A pair of cunning thieves made off with thousands of dollars in cash after successfully pulling off a bait-and-switch scam at a Denver “cash-for-gold” store.
Two con men entered Myrna Munoz’s family jewelry store on Saturday and told her that because of a family emergency they needed to sell a large amount of gold jewelry fast.
“They weren’t even nervous. Like, they do this all the time,” Munoz said.
The two men entered Joyeria El Ruby in Denver with 445 grams of gold, which Munoz valued at over $11,000. The store’s surveillance footage shows one of the men asking Munoz a question to distract her while the other man quickly switches the real bag of gold, which Munoz has just assessed, with a bag of fakes that looked practically identical to the original.
Once the transaction was completed, one of the men stuffed the cash Munoz gave them for their gold into his pocket, and the two quietly left.
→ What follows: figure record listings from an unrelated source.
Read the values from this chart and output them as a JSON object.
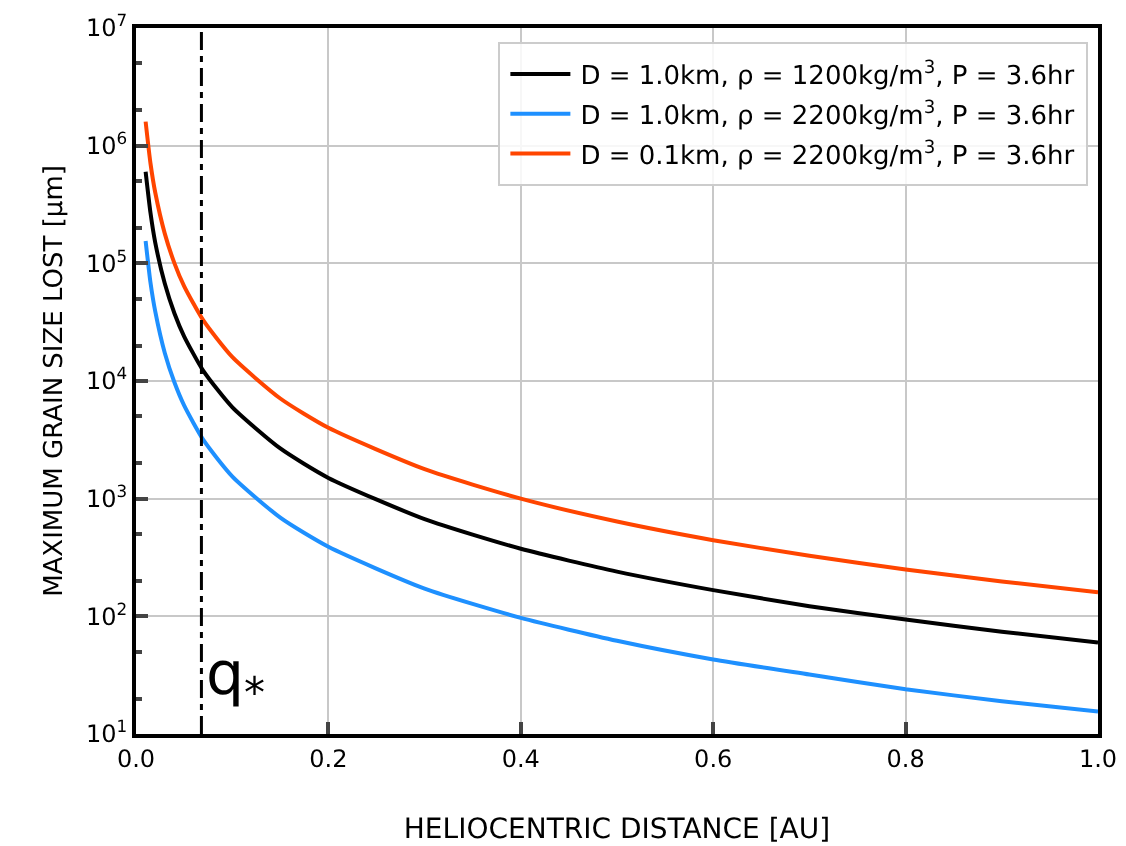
{
  "chart_data": {
    "type": "line",
    "xlabel": "HELIOCENTRIC DISTANCE [AU]",
    "ylabel": "MAXIMUM GRAIN SIZE LOST [μm]",
    "x": [
      0.01,
      0.015,
      0.02,
      0.03,
      0.04,
      0.05,
      0.07,
      0.1,
      0.15,
      0.2,
      0.3,
      0.4,
      0.5,
      0.6,
      0.7,
      0.8,
      0.9,
      1.0
    ],
    "series": [
      {
        "name": "D = 1.0km, ρ = 1200kg/m$^{3}$, P = 3.6hr",
        "color": "#000000",
        "values": [
          600000,
          270000,
          150000,
          67000,
          37500,
          24000,
          12200,
          6000,
          2670,
          1500,
          670,
          375,
          240,
          167,
          122,
          94,
          74,
          60
        ]
      },
      {
        "name": "D = 1.0km, ρ = 2200kg/m$^{3}$, P = 3.6hr",
        "color": "#1e90ff",
        "values": [
          155000,
          69000,
          39000,
          17200,
          9700,
          6200,
          3160,
          1550,
          690,
          390,
          172,
          97,
          62,
          43,
          32,
          24,
          19,
          15.5
        ]
      },
      {
        "name": "D = 0.1km, ρ = 2200kg/m$^{3}$, P = 3.6hr",
        "color": "#ff4500",
        "values": [
          1600000,
          711000,
          400000,
          178000,
          100000,
          64000,
          32700,
          16000,
          7100,
          4000,
          1780,
          1000,
          640,
          444,
          327,
          250,
          198,
          160
        ]
      }
    ],
    "log": "y",
    "xlim": [
      0,
      1
    ],
    "ylim": [
      10,
      10000000
    ],
    "xticks": [
      {
        "value": 0,
        "label": "0.0"
      },
      0.2,
      0.4,
      0.6,
      0.8,
      {
        "value": 1,
        "label": "1.0"
      }
    ],
    "yticks": [
      {
        "value": 10,
        "label": "10$^{1}$"
      },
      {
        "value": 100,
        "label": "10$^{2}$"
      },
      {
        "value": 1000,
        "label": "10$^{3}$"
      },
      {
        "value": 10000,
        "label": "10$^{4}$"
      },
      {
        "value": 100000,
        "label": "10$^{5}$"
      },
      {
        "value": 1000000,
        "label": "10$^{6}$"
      },
      {
        "value": 10000000,
        "label": "10$^{7}$"
      }
    ],
    "ref_lines": [
      {
        "axis": "x",
        "value": 0.068,
        "label": "q$_{*}$",
        "color": "#000000",
        "line_style": "dashdot"
      }
    ],
    "grid": true,
    "legend": "top right",
    "marker": "none",
    "line_style": "solid"
  }
}
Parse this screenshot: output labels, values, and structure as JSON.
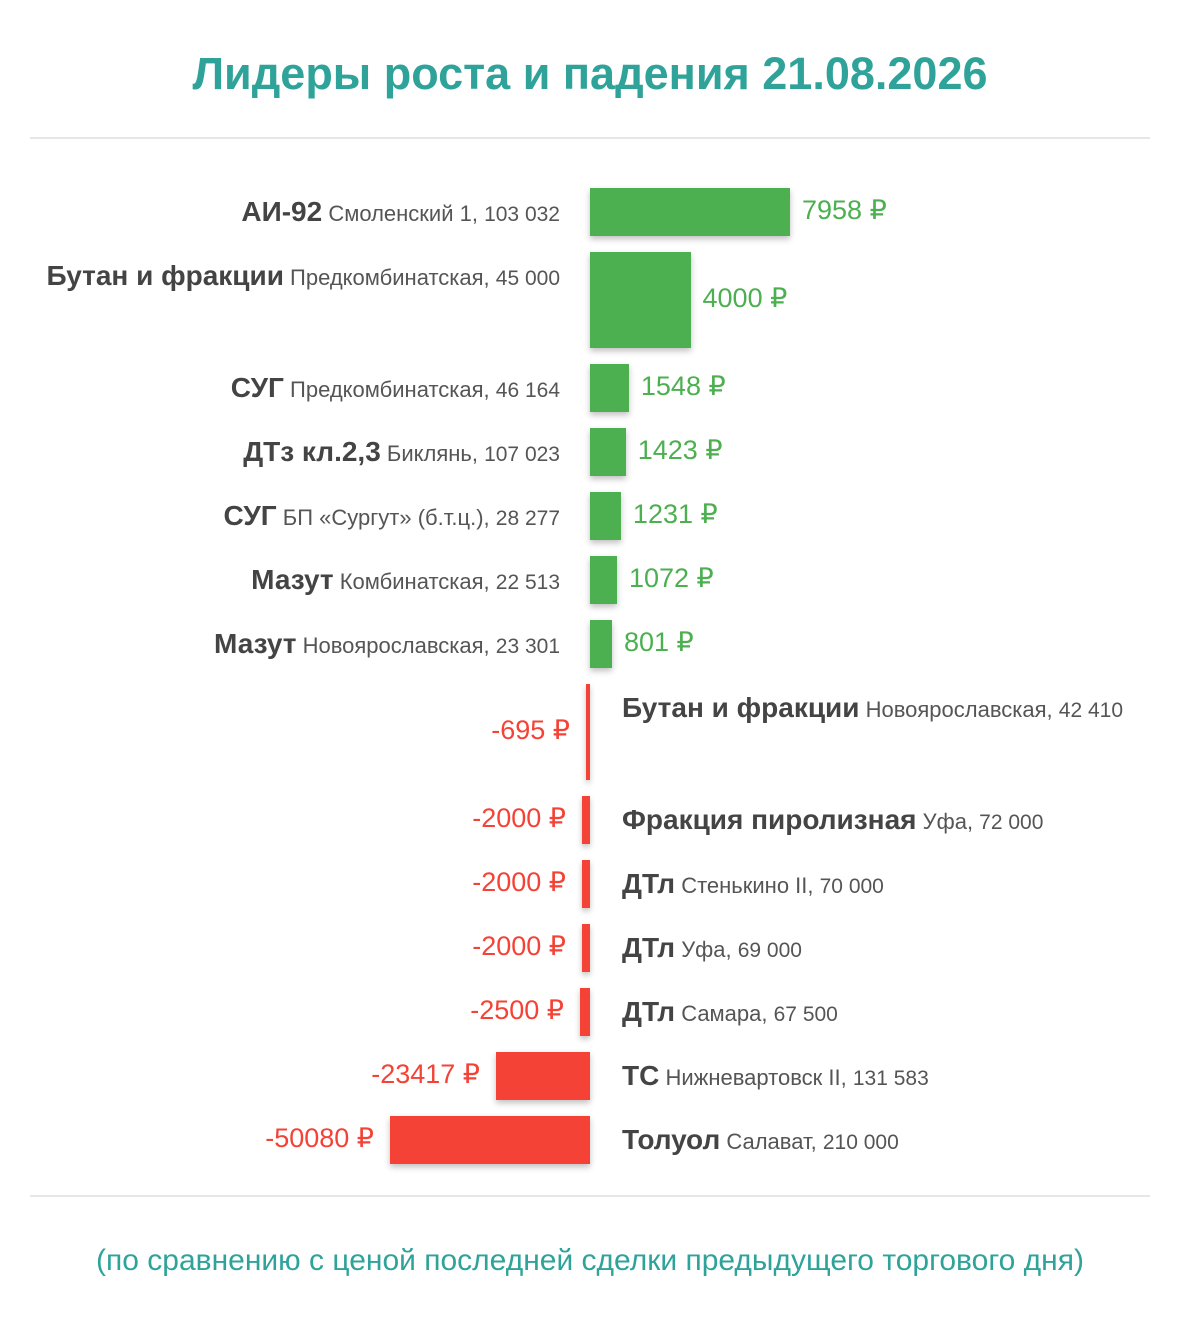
{
  "title": "Лидеры роста и падения 21.08.2026",
  "footer": "(по сравнению с ценой последней сделки предыдущего торгового дня)",
  "colors": {
    "title": "#2fa39a",
    "positive": "#4caf50",
    "negative": "#f44336",
    "text": "#555555"
  },
  "chart_data": {
    "type": "bar",
    "orientation": "horizontal",
    "unit": "₽",
    "rows": [
      {
        "product": "АИ-92",
        "location": "Смоленский 1",
        "volume": "103 032",
        "change": 7958,
        "change_label": "7958 ₽"
      },
      {
        "product": "Бутан и фракции",
        "location": "Предкомбинатская",
        "volume": "45 000",
        "change": 4000,
        "change_label": "4000 ₽"
      },
      {
        "product": "СУГ",
        "location": "Предкомбинатская",
        "volume": "46 164",
        "change": 1548,
        "change_label": "1548 ₽"
      },
      {
        "product": "ДТз кл.2,3",
        "location": "Биклянь",
        "volume": "107 023",
        "change": 1423,
        "change_label": "1423 ₽"
      },
      {
        "product": "СУГ",
        "location": "БП «Сургут» (б.т.ц.)",
        "volume": "28 277",
        "change": 1231,
        "change_label": "1231 ₽"
      },
      {
        "product": "Мазут",
        "location": "Комбинатская",
        "volume": "22 513",
        "change": 1072,
        "change_label": "1072 ₽"
      },
      {
        "product": "Мазут",
        "location": "Новоярославская",
        "volume": "23 301",
        "change": 801,
        "change_label": "801 ₽"
      },
      {
        "product": "Бутан и фракции",
        "location": "Новоярославская",
        "volume": "42 410",
        "change": -695,
        "change_label": "-695 ₽"
      },
      {
        "product": "Фракция пиролизная",
        "location": "Уфа",
        "volume": "72 000",
        "change": -2000,
        "change_label": "-2000 ₽"
      },
      {
        "product": "ДТл",
        "location": "Стенькино II",
        "volume": "70 000",
        "change": -2000,
        "change_label": "-2000 ₽"
      },
      {
        "product": "ДТл",
        "location": "Уфа",
        "volume": "69 000",
        "change": -2000,
        "change_label": "-2000 ₽"
      },
      {
        "product": "ДТл",
        "location": "Самара",
        "volume": "67 500",
        "change": -2500,
        "change_label": "-2500 ₽"
      },
      {
        "product": "ТС",
        "location": "Нижневартовск II",
        "volume": "131 583",
        "change": -23417,
        "change_label": "-23417 ₽"
      },
      {
        "product": "Толуол",
        "location": "Салават",
        "volume": "210 000",
        "change": -50080,
        "change_label": "-50080 ₽"
      }
    ]
  }
}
The store was taken for the full $11,000 that she assessed the men’s gold to be worth.
Munoz’s mother realized what had happened just moments after the men left the store, when she noticed an unfamiliar piece of jewelry in the bag.
“My mom was like, ‘I don’t recognize this small chain here. Did we test it?’” she recalled.
The two began to test the jewelry and quickly realized that they’d been had. A simple test, in which a chemical is placed on gold, can reveal a fake if the tested area turns green. This was the case with every piece in the switched bag.
“This is a small family-owned business, hard-earned money that we have saved up,” said Munoz. “It makes me feel horrible.”
Many jewelry stores have been doing more business buying gold than they selling it, because melted down gold is worth more than $1,700 an ounce. And as the price of gold has spiked, the crime rate surrounding gold, from smash and grab robberies to more elaborate heists, has been climbing steadily.
Last month a woman brandishing a handgun stole more than $10,000 worth of gold coins from a coin shop in Van Nuys, Calif.
Near Buffalo, N.Y., earlier this summer a group of four men entered a Gold 4 Cash store, leapt over the counter, overpowered the two clerks and made off with an undisclosed amount of gold.
Tony Demarco, owner of Western Loan & Jewelry in East Los Angeles, said that in the gold business every once in a while the owner will get burned. He said that on Saturday Munoz made a rookie mistake.
“Twenty years ago, it would have been a thousand-dollar loss … the gold price is what’s pushing people — bad guys coming out of the woodwork,” DeMarco said.
As for Munoz’s misfortune, she’s certain that it’s a scam that these con men have run before, because she noticed that the real gold jewelry had been tested several times. She told ABC7 in Denver that the crooks had a smooth story — that they had taken it to a number of exchanges and just hadn’t found the right price yet.
The thieves were caught on her store’s surveillance camera, and the Denver police are currently investigating the crime.